Сказав, что сатин для нового платья заработали племянники, Хойембикэ слукавила. Это была доставшаяся на её долю часть товара, который Апхалик во время пожара обнаружил на подловке Ахмадиевой клети.

Ахмади не забывал о пропавших тканях и Факихе наказал быть повнимательней при разговорах с соседками, присматриваться к обновкам женщин и ребятишек аула. Но напасть на след не удавалось. В своё время, торопливо пряча товар, предназначенный для раздачи заготовщикам мочала и ободьев, Ахмади сам толком не запомнил, что это были за ткани, а Факиха их и вовсе не видела.

Всё ж, помня наказ мужа, Факиха проявила к платью Хойембики особенный интерес, даже сходила, придумав пустячный повод, к Вагаповой вдове домой и — вроде бы к слову пришлось — спросила, где та добыла такой красивый сатин. Ответ — Хусаин-де купил на базаре — ничего, разумеется, не прояснил.

И у Ахмади, и у Факихи ныла душа, жаль было потерянного, но проявлять чрезмерную прыть в своём расследовании они опасались, потому что огласка этого дела могла оказаться палкой о двух концах. Как бы палка одним концом не огрела самого Ахмади! Лучше уж, пожалуй, было примириться с потерей, памятуя поговорки: что с возу упало — то пропало, кто смел — тот и съел…

Хойембикэ, конечно, поняла, зачем приходила Ахмадиева жена, и сказала об этом Хусаину.

— Не бойся, апай, айда носи на здоровье, — беспечно ответил Хусаин. — Пускай Ахмади сам боится. У него наворованное, наверно, в сорока разных местах припрятано. Товары возами возил, а людям за работу лоскутками платил. У этого дунгыза нет сердца, режь его — кровь не появится. В самый раз ему тогда устроили…

* * *

Наступила вторая военная осень, и Хусаин достиг призывного возраста. Повестки на этот раз получили пятеро. Перед отъездом на призывной пункт рекруты, как повелось, загуляли. Поздно вечером, когда в ауле уже укладывались спать, парни пошли бродить по улицам с песнями под гармошку.
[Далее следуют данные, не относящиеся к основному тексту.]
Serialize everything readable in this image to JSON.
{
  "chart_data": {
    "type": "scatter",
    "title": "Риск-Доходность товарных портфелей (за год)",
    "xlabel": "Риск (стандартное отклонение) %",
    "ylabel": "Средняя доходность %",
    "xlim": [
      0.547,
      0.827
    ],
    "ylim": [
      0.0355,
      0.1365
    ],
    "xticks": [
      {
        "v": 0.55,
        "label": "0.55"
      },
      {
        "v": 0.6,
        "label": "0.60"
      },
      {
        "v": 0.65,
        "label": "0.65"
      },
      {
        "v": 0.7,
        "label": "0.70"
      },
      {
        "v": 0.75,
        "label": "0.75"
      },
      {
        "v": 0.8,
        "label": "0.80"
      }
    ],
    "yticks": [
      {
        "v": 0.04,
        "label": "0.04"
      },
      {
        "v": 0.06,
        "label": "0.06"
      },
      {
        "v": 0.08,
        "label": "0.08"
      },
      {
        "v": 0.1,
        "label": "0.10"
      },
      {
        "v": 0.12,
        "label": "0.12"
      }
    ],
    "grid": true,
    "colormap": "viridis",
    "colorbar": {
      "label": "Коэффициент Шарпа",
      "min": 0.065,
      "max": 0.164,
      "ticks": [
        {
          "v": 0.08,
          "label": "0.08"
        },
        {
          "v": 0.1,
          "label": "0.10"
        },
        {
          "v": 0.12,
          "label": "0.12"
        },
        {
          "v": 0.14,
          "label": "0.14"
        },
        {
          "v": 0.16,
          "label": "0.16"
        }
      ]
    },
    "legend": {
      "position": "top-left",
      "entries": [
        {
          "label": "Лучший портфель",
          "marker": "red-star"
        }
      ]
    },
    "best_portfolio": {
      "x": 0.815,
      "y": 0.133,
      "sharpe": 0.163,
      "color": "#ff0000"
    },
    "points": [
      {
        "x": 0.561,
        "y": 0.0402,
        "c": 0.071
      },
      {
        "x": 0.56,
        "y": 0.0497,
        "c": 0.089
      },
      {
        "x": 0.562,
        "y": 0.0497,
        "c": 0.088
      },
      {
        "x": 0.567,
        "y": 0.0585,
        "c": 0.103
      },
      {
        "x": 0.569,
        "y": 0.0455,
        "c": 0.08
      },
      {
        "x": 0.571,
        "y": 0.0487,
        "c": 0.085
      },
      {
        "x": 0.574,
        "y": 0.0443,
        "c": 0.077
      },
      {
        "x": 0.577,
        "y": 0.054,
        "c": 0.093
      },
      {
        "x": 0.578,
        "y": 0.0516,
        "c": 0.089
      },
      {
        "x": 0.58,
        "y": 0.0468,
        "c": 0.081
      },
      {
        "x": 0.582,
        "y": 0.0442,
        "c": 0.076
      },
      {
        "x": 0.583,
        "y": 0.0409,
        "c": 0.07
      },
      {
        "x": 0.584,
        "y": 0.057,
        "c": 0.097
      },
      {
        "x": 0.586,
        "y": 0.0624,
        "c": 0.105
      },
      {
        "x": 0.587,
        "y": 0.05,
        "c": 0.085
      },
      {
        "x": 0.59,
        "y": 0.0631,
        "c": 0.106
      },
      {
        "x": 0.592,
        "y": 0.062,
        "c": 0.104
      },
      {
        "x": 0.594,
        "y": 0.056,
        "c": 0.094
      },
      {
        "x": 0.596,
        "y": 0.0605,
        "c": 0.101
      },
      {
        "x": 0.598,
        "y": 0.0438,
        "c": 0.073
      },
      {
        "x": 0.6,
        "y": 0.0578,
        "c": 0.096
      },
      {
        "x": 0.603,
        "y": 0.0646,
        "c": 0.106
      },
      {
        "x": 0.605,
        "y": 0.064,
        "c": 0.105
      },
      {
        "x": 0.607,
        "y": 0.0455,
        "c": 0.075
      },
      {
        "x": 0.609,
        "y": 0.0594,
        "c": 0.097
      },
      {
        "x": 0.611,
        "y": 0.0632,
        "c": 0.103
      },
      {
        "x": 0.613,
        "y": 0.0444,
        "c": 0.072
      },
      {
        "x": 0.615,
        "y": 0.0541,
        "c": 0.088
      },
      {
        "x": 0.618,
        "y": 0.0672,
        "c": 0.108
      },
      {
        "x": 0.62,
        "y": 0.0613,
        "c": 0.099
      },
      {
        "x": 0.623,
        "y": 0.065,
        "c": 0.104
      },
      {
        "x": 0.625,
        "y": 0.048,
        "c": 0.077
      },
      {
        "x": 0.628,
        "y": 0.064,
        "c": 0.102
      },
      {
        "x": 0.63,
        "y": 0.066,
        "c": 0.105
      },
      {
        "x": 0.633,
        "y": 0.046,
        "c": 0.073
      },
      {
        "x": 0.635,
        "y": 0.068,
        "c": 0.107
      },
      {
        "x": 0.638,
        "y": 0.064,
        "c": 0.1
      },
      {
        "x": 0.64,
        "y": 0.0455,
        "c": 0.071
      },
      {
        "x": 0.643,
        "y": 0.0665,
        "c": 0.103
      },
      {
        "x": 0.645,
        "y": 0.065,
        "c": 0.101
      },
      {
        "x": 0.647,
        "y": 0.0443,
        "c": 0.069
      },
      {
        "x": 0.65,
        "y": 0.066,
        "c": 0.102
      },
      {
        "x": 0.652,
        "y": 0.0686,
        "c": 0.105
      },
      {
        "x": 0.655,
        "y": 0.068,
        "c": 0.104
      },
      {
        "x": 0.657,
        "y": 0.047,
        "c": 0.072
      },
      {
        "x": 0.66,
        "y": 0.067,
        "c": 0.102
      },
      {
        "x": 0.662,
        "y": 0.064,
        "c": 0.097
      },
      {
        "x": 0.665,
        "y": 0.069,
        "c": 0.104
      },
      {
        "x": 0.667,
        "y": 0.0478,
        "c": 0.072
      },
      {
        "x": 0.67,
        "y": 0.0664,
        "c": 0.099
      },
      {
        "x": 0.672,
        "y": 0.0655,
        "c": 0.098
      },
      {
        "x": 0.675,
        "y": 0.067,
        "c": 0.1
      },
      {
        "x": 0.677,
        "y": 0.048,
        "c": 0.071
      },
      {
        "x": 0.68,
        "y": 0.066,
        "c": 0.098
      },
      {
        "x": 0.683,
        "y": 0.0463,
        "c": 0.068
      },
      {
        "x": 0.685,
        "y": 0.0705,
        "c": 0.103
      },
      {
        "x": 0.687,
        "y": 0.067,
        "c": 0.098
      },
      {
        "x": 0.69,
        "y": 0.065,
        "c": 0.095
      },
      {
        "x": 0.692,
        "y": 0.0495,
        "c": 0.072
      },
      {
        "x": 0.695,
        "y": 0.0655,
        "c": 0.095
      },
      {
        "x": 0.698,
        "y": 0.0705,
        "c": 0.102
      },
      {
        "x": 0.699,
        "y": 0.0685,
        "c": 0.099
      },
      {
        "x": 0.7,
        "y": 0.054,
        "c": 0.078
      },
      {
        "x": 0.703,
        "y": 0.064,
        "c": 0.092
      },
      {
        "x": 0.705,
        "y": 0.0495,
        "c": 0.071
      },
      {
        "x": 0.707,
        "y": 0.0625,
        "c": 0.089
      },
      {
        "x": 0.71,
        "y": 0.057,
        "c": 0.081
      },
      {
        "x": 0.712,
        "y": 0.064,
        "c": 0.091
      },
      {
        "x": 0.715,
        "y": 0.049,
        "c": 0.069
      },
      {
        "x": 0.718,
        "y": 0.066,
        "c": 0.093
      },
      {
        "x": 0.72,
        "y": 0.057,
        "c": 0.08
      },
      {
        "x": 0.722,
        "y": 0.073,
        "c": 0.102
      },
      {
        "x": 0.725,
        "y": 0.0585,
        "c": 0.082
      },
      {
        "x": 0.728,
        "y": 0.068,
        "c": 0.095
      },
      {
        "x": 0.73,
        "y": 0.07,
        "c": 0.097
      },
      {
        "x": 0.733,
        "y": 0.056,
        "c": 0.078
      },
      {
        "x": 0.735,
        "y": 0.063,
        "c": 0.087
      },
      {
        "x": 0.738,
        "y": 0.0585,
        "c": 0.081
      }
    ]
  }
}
И долго не могли заснуть, с грустью слушали песни рекрутов девушки на выданье: крушились их надежды, вместе с егетами уходило на войну их счастье.

Словно яблочки, румяны
Нынче щёки у девчат,
Да ах! —
Нас по царскому веленью
Завтра с ними разлучат!..

Звенела на улице припевка, слышала её и Фатима, слышала, но не догадывалась, что в эту припевку вложен намёк, адресованный ей.

Хусаин несколько раз прошёл с товарищами мимо окон Ахмади-ловушки, но никто не знал, что пел он для Фатимы.

Такое вот получилось дело — влюбился парень во вдову. Внешне это выражалось лишь в том, что при случайных встречах с Фатимой Хусаин терялся и мучительно краснел, будто в чём-то виноват перед ней. Если б кто-нибудь и заметил это, то не удивился бы: застенчивый парень при девушках всегда держался робко и краснел.

На призывном пункте Хусаину по жребию выпало ехать с первой же командой. Он простился с товарищами и уехал, унося свою тайну.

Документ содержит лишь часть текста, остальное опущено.